To return to the body, traditional spiritual practices have also offered bodily models that are resonant with queer ideals of fluidity. As Yoruba queer thinkers like Ayodele Olofintuade have shown, the essence of Yoruba deities and the practice of worship in Isese practice, prioritize existence over categorizable bodily form. What this means is that this spiritual practice pays less attention to fixed gender identities than we are trained to in the world today. Olofintuade highlights how the different deities combine what are considered today to be masculine and feminine energies and styles in one body (consider for instance, how a deity like Ogun, who is known to be a male god, wears a skirt made of palm fronds). The very bodily indeterminacy in these practices invites forms of spiritual participation that are not tied to the rigidly gendered categorizations that have become so pervasive in our world today.
Implicit in the argument that queerness is un-African is that culture is static, and African culture is an immutable monolith.
While the examples above show that culture (defined as an African traditional past) is rife with examples that are in tune with queer presenting life, pointing them out is not the only way to respond to the queerness-as-anathema-to-culture claim. Implicit in the argument that queerness is un-African is that culture is static, and African culture is an immutable monolith. Thus, perhaps a more pertinent response is, what really is culture?
Unlike these anti-queer ideologies suggest, there is no sanctimonious undiluted African cultural past that exists in some isolated bubble away from the everyday struggles of the people. African leaders, hands muddied in the excesses of compromise, know this too well as evidenced by their grabs for capital and advancement by Western values in an increasingly globalized world. Their fictions of a monolithic African culture are only distractions from the real and ongoing global transformations, they are not only participating in but actively profiteering from. The cultural concept is not a useless one, but for it to matter in a way that truly accounts for African, and indeed human diversities in the present, it must be re-calibrated from such rigid illustrations of a pristine African past. In the chapter on national culture in his classic work, Wretched of the Earth, Fanon long commented on the pursuit of culture thus: “it is not enough to try to get back to the people in that past out of which they have already emerged; rather we must join them in that fluctuating movement which they are just giving a shape… it is to this zone of occult instability where the people dwell that we must come.”

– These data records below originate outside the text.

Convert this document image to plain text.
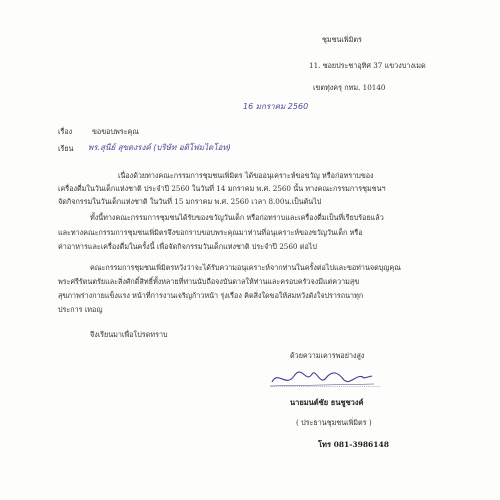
ชุมชนเพิ่มิตร
11. ซอยประชาอุทิศ 37 แขวงบางเมด
เขตทุ่งครุ กทม. 10140
16 มกราคม 2560
เรื่อง	ขอขอบพระคุณ
เรียน พร.สุนีย์ สุขดงรงค์ (บริษัท อติโฟมไดโอท)
เนื่องด้วยทางคณะกรรมการชุมชนเพิ่มิตร ได้ขออนุเคราะห์ขอขวัญ หรือก่อทราบของ
เครื่องดื่มในวันเด็กแห่งชาติ ประจำปี 2560 ในวันที่ 14 มกราคม พ.ศ. 2560 นั้น ทางคณะกรรมการชุมชนฯ
จัดกิจกรรมในวันเด็กแห่งชาติ ในวันที่ 15 มกราคม พ.ศ. 2560 เวลา 8.00น.เป็นต้นไป
ทั้งนี้ทางคณะกรรมการชุมชนได้รับของขวัญวันเด็ก หรือก่อทราบและเครื่องดื่มเป็นที่เรียบร้อยแล้ว
และทางคณะกรรมการชุมชนเพิ่มิตรจึงขอกราบขอบพระคุณมาท่านที่อนุเคราะห์ของขวัญวันเด็ก หรือ
ค่าอาหารและเครื่องดื่มในครั้งนี้ เพื่อจัดกิจกรรมวันเด็กแห่งชาติ ประจำปี 2560 ต่อไป
คณะกรรมการชุมชนเพิ่มิตรหวังว่าจะได้รับความอนุเคราะห์จากท่านในครั้งต่อไปและขอท่านจดบุญคุณ
พระศรีรัตนตรัยและสิ่งศักดิ์สิทธิ์ทั้งหลายที่ท่านนับถือจงบันดาลให้ท่านและครอบครัวจงมีแต่ความสุข
สุขภาพร่างกายแข็งแรง หน้าที่การงานเจริญก้าวหน้า รุ่งเรือง คิดสิ่งใดขอให้สมหวังดังใจปรารถนาทุก
ประการ เทอญ
จึงเรียนมาเพื่อโปรดทราบ
ด้วยความเคารพอย่างสูง
..........................................................
นายมนต์ชัย ธนชูชวงค์
( ประธานชุมชนเพิ่มิตร )
โทร 081-3986148
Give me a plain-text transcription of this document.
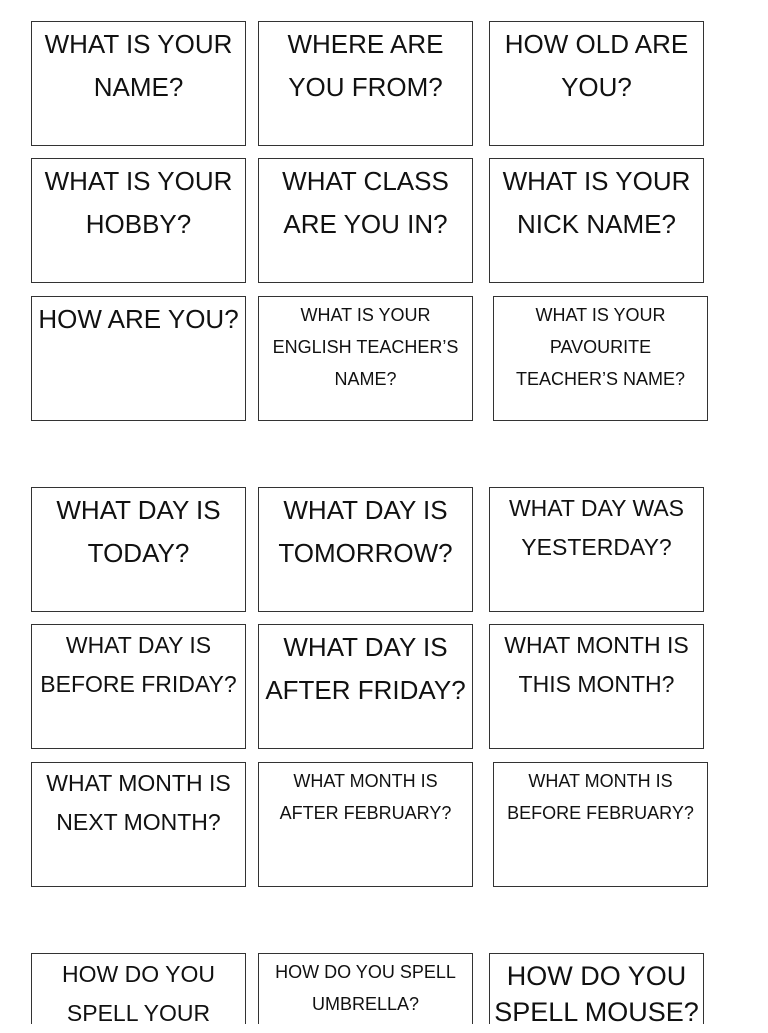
WHAT IS YOUR NAME?
WHERE ARE YOU FROM?
HOW OLD ARE YOU?
WHAT IS YOUR HOBBY?
WHAT CLASS ARE YOU IN?
WHAT IS YOUR NICK NAME?
HOW ARE YOU?	WHAT IS YOUR ENGLISH TEACHER’S NAME?
WHAT IS YOUR PAVOURITE TEACHER’S NAME?
WHAT DAY IS TODAY?
WHAT DAY IS TOMORROW?
WHAT DAY WAS YESTERDAY?
WHAT DAY IS BEFORE FRIDAY?
WHAT DAY IS AFTER FRIDAY?
WHAT MONTH IS THIS MONTH?
WHAT MONTH IS NEXT MONTH?
WHAT MONTH IS AFTER FEBRUARY?
WHAT MONTH IS BEFORE FEBRUARY?
HOW DO YOU SPELL YOUR
HOW DO YOU SPELL UMBRELLA?
HOW DO YOU SPELL MOUSE?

As the culture wars rage today in relation to sexuality, we needn’t even rush to exhume stories and speculations of the past to present evidence of queer life. Rather, the more urgent task is to insist on highlighting the struggles of everyday Africans in all their differences and including queer Africans who are an important part of the societal fabric. What is culture, you ask me? It is in the spiritualities of the queer people who have found a home in Isese practice, the skating sessions of the young queer women at Dencity rolling on skateboards and embodying a critique of the cis-gendered male bias of public spaces in Lagos, the raving of electronic dance music (EDM) lovers and nightcrawlers, the drag shows of the area mamas in congested and neglected neighborhoods. Vibrant, ongoing, contested – that is our culture.